I had to lift him myself—his strength had deserted him. What had caught my attention was the jagged stumps of two branches, one of which had poked me painfully as I lowered him into his position. Some tempest, some flood or roaring of the unsound earth had rammed this great tree into the riverbank and in doing so had torn away its limbs. The broken-off boughs, each as thick as the human thigh, formed a set of steps. I threw the old man upon my shoulder and climbed them; then, standing atop the broad ancient timber, I laid him down once more. The chorus of the forest fell silent: the chippering, the rawks, the rhythmic thuds of the departing kangaroos—all subsided as I laid my offering on the altar.
Such peace he radiated there! Prepared for one thing, bless him, but not the other.

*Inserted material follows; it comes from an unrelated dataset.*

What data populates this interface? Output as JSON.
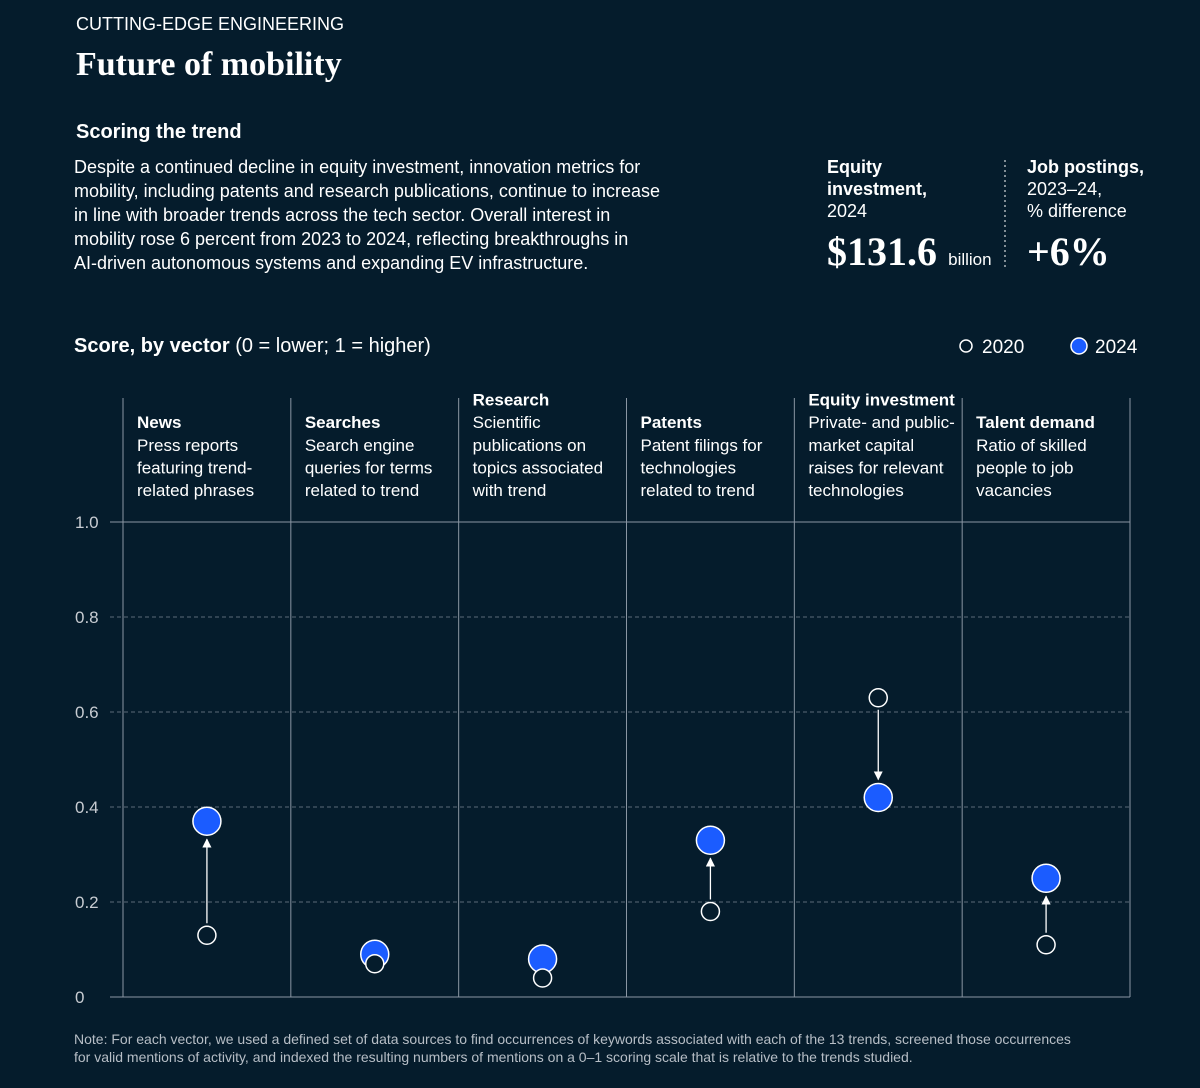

I knelt astride his chest, looking over his feet. I rolled his left foot over so that its arch and its inner curve looked up at me; felt along his ankle till I had the bone in my fingers. Then I took the knife and forced it down into the dip between that bone and the big tendon. The tip went through and stuck in the wood beneath. I wiggled it free of the wood but left the blade in him, turned the tip slightly and whipped it outwards to sever the tendon. There was a snapping sound from within the leg, the release of a taut rope. Then the blood started to run freely from the slice I had created, a dark spreading pool on the ancient timber, sticky in the dim light.
He screamed of course, bellowed fit to wake his ancestors, and that was the aim of the exercise. There was weeping in among the screaming, and I couldn’t say to what it referred, but I could make out just
enough to wonder if the clenching of his eyes spoke of more than agony. Perhaps, belatedly, he understood my plan: for now he was not just sacrifice but bait.

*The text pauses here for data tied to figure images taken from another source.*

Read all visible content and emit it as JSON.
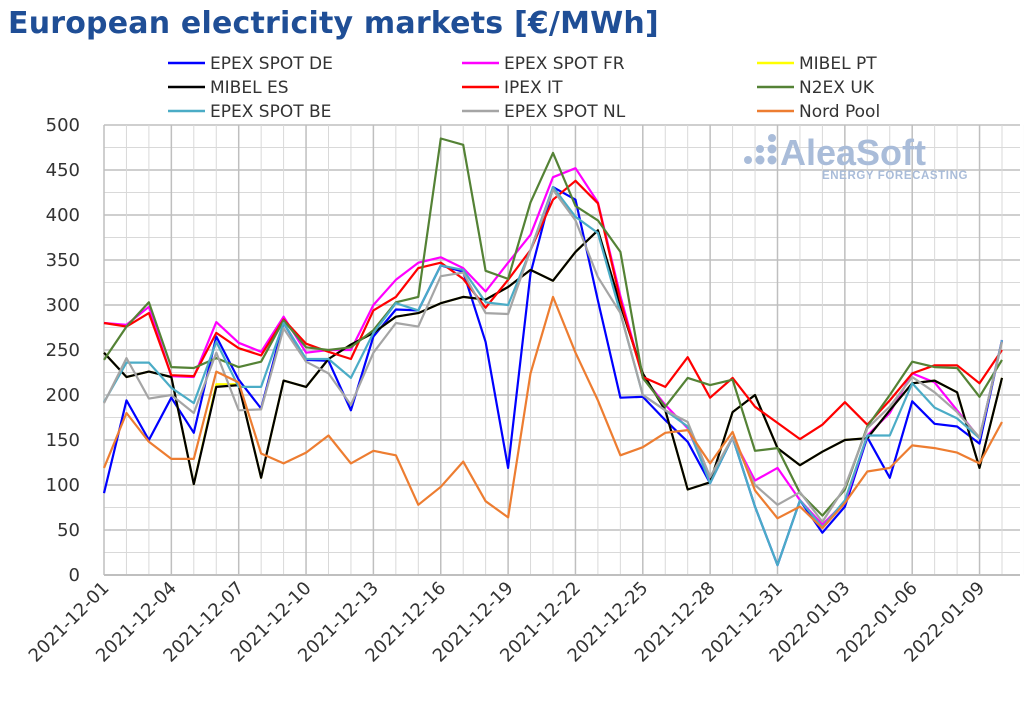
{
  "title": "European electricity markets [€/MWh]",
  "logo": {
    "main": "AleaSoft",
    "sub": "ENERGY FORECASTING"
  },
  "chart_data": {
    "type": "line",
    "title": "European electricity markets [€/MWh]",
    "xlabel": "",
    "ylabel": "",
    "ylim": [
      0,
      500
    ],
    "y_ticks": [
      "0",
      "50",
      "100",
      "150",
      "200",
      "250",
      "300",
      "350",
      "400",
      "450",
      "500"
    ],
    "grid": true,
    "legend_position": "top",
    "x": [
      "2021-12-01",
      "2021-12-02",
      "2021-12-03",
      "2021-12-04",
      "2021-12-05",
      "2021-12-06",
      "2021-12-07",
      "2021-12-08",
      "2021-12-09",
      "2021-12-10",
      "2021-12-11",
      "2021-12-12",
      "2021-12-13",
      "2021-12-14",
      "2021-12-15",
      "2021-12-16",
      "2021-12-17",
      "2021-12-18",
      "2021-12-19",
      "2021-12-20",
      "2021-12-21",
      "2021-12-22",
      "2021-12-23",
      "2021-12-24",
      "2021-12-25",
      "2021-12-26",
      "2021-12-27",
      "2021-12-28",
      "2021-12-29",
      "2021-12-30",
      "2021-12-31",
      "2022-01-01",
      "2022-01-02",
      "2022-01-03",
      "2022-01-04",
      "2022-01-05",
      "2022-01-06",
      "2022-01-07",
      "2022-01-08",
      "2022-01-09",
      "2022-01-10"
    ],
    "x_ticks": [
      "2021-12-01",
      "2021-12-04",
      "2021-12-07",
      "2021-12-10",
      "2021-12-13",
      "2021-12-16",
      "2021-12-19",
      "2021-12-22",
      "2021-12-25",
      "2021-12-28",
      "2021-12-31",
      "2022-01-03",
      "2022-01-06",
      "2022-01-09"
    ],
    "series": [
      {
        "name": "EPEX SPOT DE",
        "color": "#0000ff",
        "values": [
          91,
          194,
          150,
          197,
          158,
          265,
          217,
          185,
          280,
          239,
          238,
          183,
          265,
          295,
          294,
          344,
          337,
          259,
          119,
          335,
          431,
          417,
          305,
          197,
          198,
          172,
          148,
          102,
          153,
          76,
          11,
          83,
          47,
          76,
          153,
          108,
          193,
          168,
          165,
          146,
          261
        ]
      },
      {
        "name": "EPEX SPOT FR",
        "color": "#ff00ff",
        "values": [
          280,
          278,
          298,
          221,
          220,
          281,
          258,
          248,
          287,
          247,
          250,
          250,
          300,
          328,
          347,
          353,
          341,
          315,
          347,
          378,
          442,
          452,
          414,
          310,
          220,
          189,
          163,
          105,
          153,
          105,
          119,
          83,
          56,
          81,
          155,
          180,
          224,
          214,
          183,
          152,
          261
        ]
      },
      {
        "name": "MIBEL PT",
        "color": "#ffff00",
        "values": [
          247,
          220,
          226,
          220,
          101,
          212,
          212,
          108,
          216,
          209,
          240,
          256,
          269,
          287,
          291,
          302,
          309,
          306,
          320,
          339,
          327,
          359,
          383,
          300,
          224,
          183,
          95,
          103,
          181,
          200,
          141,
          122,
          137,
          150,
          152,
          183,
          213,
          216,
          203,
          119,
          219
        ]
      },
      {
        "name": "MIBEL ES",
        "color": "#000000",
        "values": [
          247,
          220,
          226,
          220,
          101,
          209,
          211,
          108,
          216,
          209,
          240,
          256,
          269,
          287,
          291,
          302,
          309,
          306,
          320,
          339,
          327,
          359,
          383,
          300,
          224,
          183,
          95,
          103,
          181,
          200,
          141,
          122,
          137,
          150,
          152,
          183,
          213,
          216,
          203,
          119,
          219
        ]
      },
      {
        "name": "IPEX IT",
        "color": "#ff0000",
        "values": [
          280,
          276,
          291,
          222,
          221,
          269,
          252,
          244,
          284,
          257,
          248,
          240,
          294,
          309,
          341,
          347,
          329,
          297,
          328,
          361,
          417,
          438,
          413,
          305,
          220,
          209,
          242,
          197,
          219,
          187,
          169,
          151,
          167,
          192,
          167,
          194,
          224,
          233,
          233,
          213,
          250
        ]
      },
      {
        "name": "N2EX UK",
        "color": "#548235",
        "values": [
          239,
          276,
          303,
          231,
          230,
          241,
          231,
          237,
          283,
          253,
          250,
          253,
          272,
          303,
          309,
          485,
          478,
          338,
          329,
          414,
          469,
          410,
          394,
          359,
          219,
          187,
          219,
          211,
          217,
          138,
          141,
          91,
          66,
          95,
          165,
          200,
          237,
          231,
          230,
          198,
          239
        ]
      },
      {
        "name": "EPEX SPOT BE",
        "color": "#4bacc6",
        "values": [
          192,
          236,
          236,
          208,
          191,
          259,
          209,
          209,
          280,
          240,
          240,
          219,
          269,
          302,
          294,
          344,
          339,
          303,
          300,
          361,
          431,
          398,
          380,
          291,
          200,
          183,
          165,
          102,
          153,
          76,
          11,
          83,
          53,
          83,
          155,
          155,
          213,
          186,
          174,
          152,
          261
        ]
      },
      {
        "name": "EPEX SPOT NL",
        "color": "#a5a5a5",
        "values": [
          191,
          241,
          196,
          200,
          180,
          247,
          183,
          184,
          274,
          237,
          224,
          189,
          247,
          280,
          276,
          332,
          336,
          291,
          290,
          361,
          428,
          394,
          331,
          291,
          200,
          183,
          170,
          109,
          153,
          100,
          78,
          92,
          59,
          98,
          163,
          187,
          220,
          203,
          181,
          153,
          259
        ]
      },
      {
        "name": "Nord Pool",
        "color": "#ed7d31",
        "values": [
          119,
          180,
          148,
          129,
          129,
          226,
          214,
          135,
          124,
          136,
          155,
          124,
          138,
          133,
          78,
          98,
          126,
          82,
          64,
          224,
          309,
          247,
          194,
          133,
          142,
          158,
          161,
          124,
          159,
          94,
          63,
          76,
          52,
          80,
          115,
          119,
          144,
          141,
          136,
          124,
          170
        ]
      }
    ]
  }
}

I reported late to the camp, having first washed in the creek. Clark was still up, standing watch while the others slept, his face restless and fearful.

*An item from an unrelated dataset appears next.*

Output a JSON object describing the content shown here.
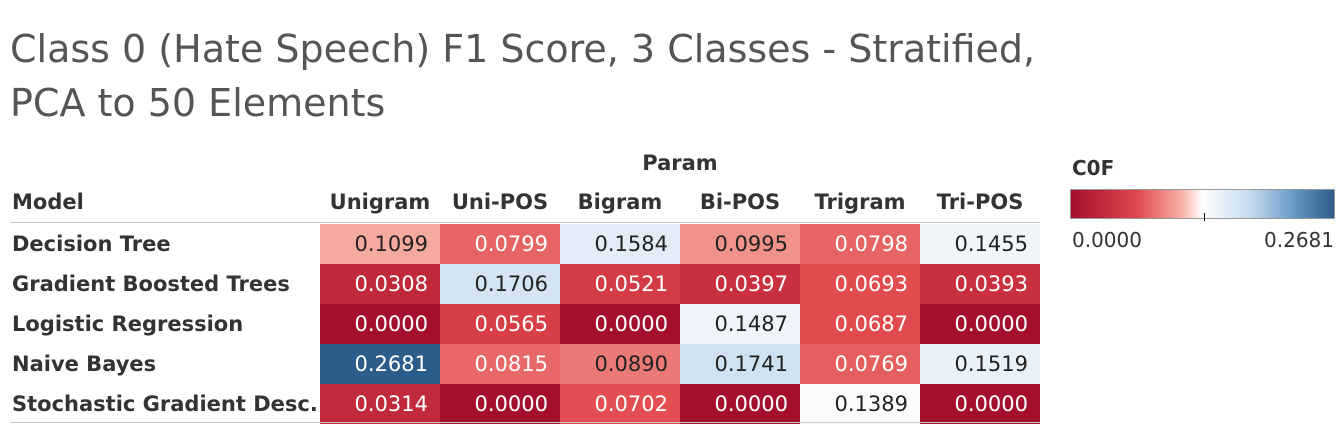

Seeing I was alone, he inquired as to the fate of my companion. I told him that we had been set upon, and that the natives had carried away the old man. He was brave, I said loudly, so my words could be heard by his countrymen. It was very hard to say what their intentions were but the last I saw of him he was alive. We were over the first hill, down in a gully.
You’re wet, Clark observed, and I responded that there had been a struggle, and in fleeing from the evildoers I had fallen in a creek. That seemed enough to lay the scent.
Meanwhile, the lascars were waking up one by one, and someone woke the boy, who was sleeping next to Clark. I saw his face struck by the shock, and then the great wave of grief. He stood resolute, small man, while the tears rolled down his cheeks. The other Indians gathered around him, consoled him with embraces and a stream of their gibberish. I must credit their fidelity, these people, how they cleave to one another in such times.
The boy burst forth from among them—he was having none of my story—and raced at me, flailing at my chest with his fists. I swatted him off, catching his eye with the back of my hand: the lascars snarled and leapt to his aid but there was little intent in it.
I dried myself as best I could and lay down to sleep, covered with enough leaves and branches to hold some of the warmth against my body. I rolled onto my side so that the knife was under my hip: uncomfortable, but better than having it stuck into me during the night. The others, the lascars at least, would have slept little. Their leader was gone, and they had decisions to make. A watch was posted against the remorseless savages I had described.